The poll surveyed 400 people to determine the community’s position on several issues.

One of the questions was, “Do you think the Beverly Hills Unified School District is moving in the right direction or do you feel things are on the wrong track?”  38 percent answered the school district is moving in the right direction, 33 percent answered wrong track, and 29 percent answered don’t know, no answer or refused.

An overall 79 percent of the people surveyed said they would vote yes to support a school bond measure which would extend the current tax rate not increase it, to make safety and security repairs, necessary seismic upgrades and construct school facilities in the district.

In 2001, voters agreed not to exceed $69.87 per $100,000 of their home’s assessed value. Currently, the tax rate has fallen $20 and is staying at $49.87.

In 2002, voters approved the Measure K bond for $90 million.  It was supplemented by state and City funds totaling $109 million. The money spent, went to building the Science, Technology Center at the high school and rebuilding the Beverly Vista Auditorium and classroom building at other district schools.

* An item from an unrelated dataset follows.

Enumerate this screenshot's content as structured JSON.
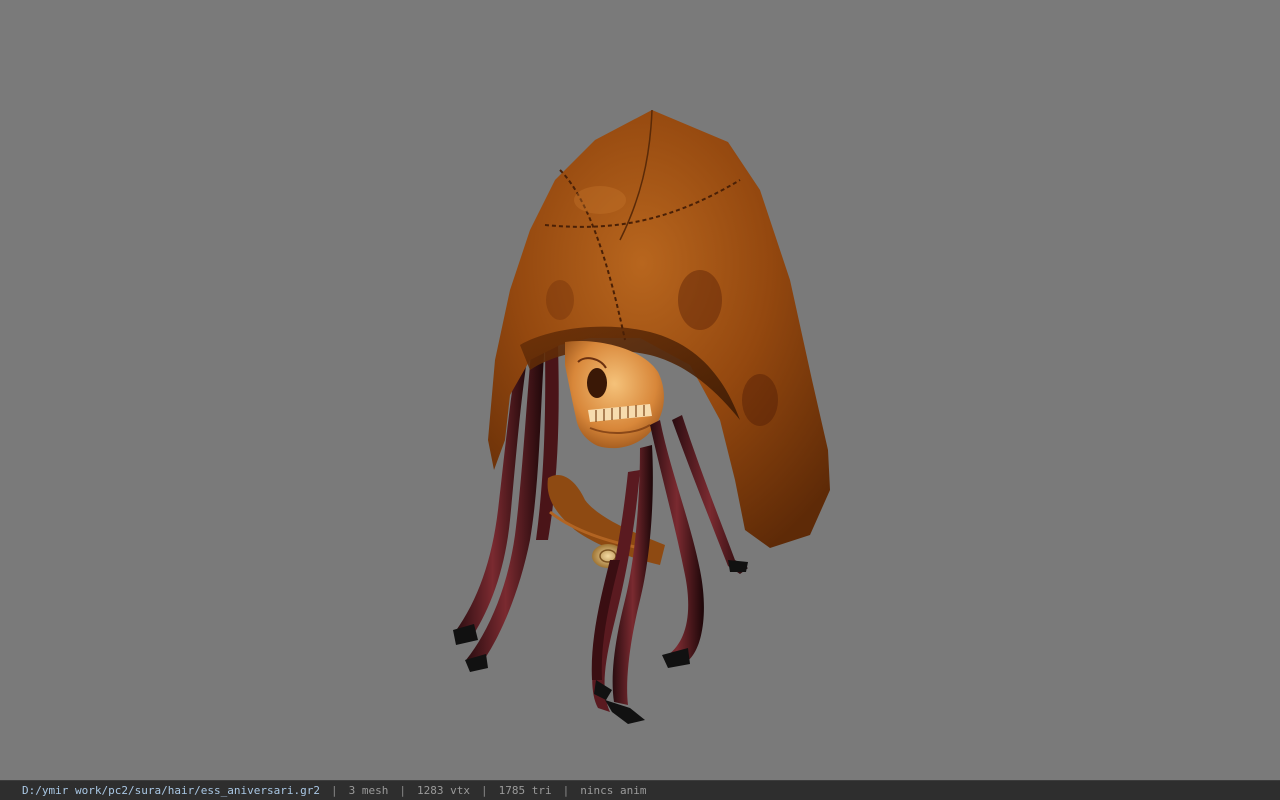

Superintendent Kari McVeigh said due to the lack of funding from Measure S approved in the 1990s, there was a $13 million deficit, which was rolled into Measure K.

“Measure K was completed on-time and under budget, so I am not sure why voters would be dissatisfied,” said McVeigh.

“I am pleased with the way Measure K was managed,” said school board Vice President Nooshin Meshkaty.

Lurie said besides the shortfall from Measure S, the cost of construction for Measure K improvements tremendously escalated due to Hurricane Katrina and demand from China.

The deadline to add the bond to the November ballot is Aug. 8.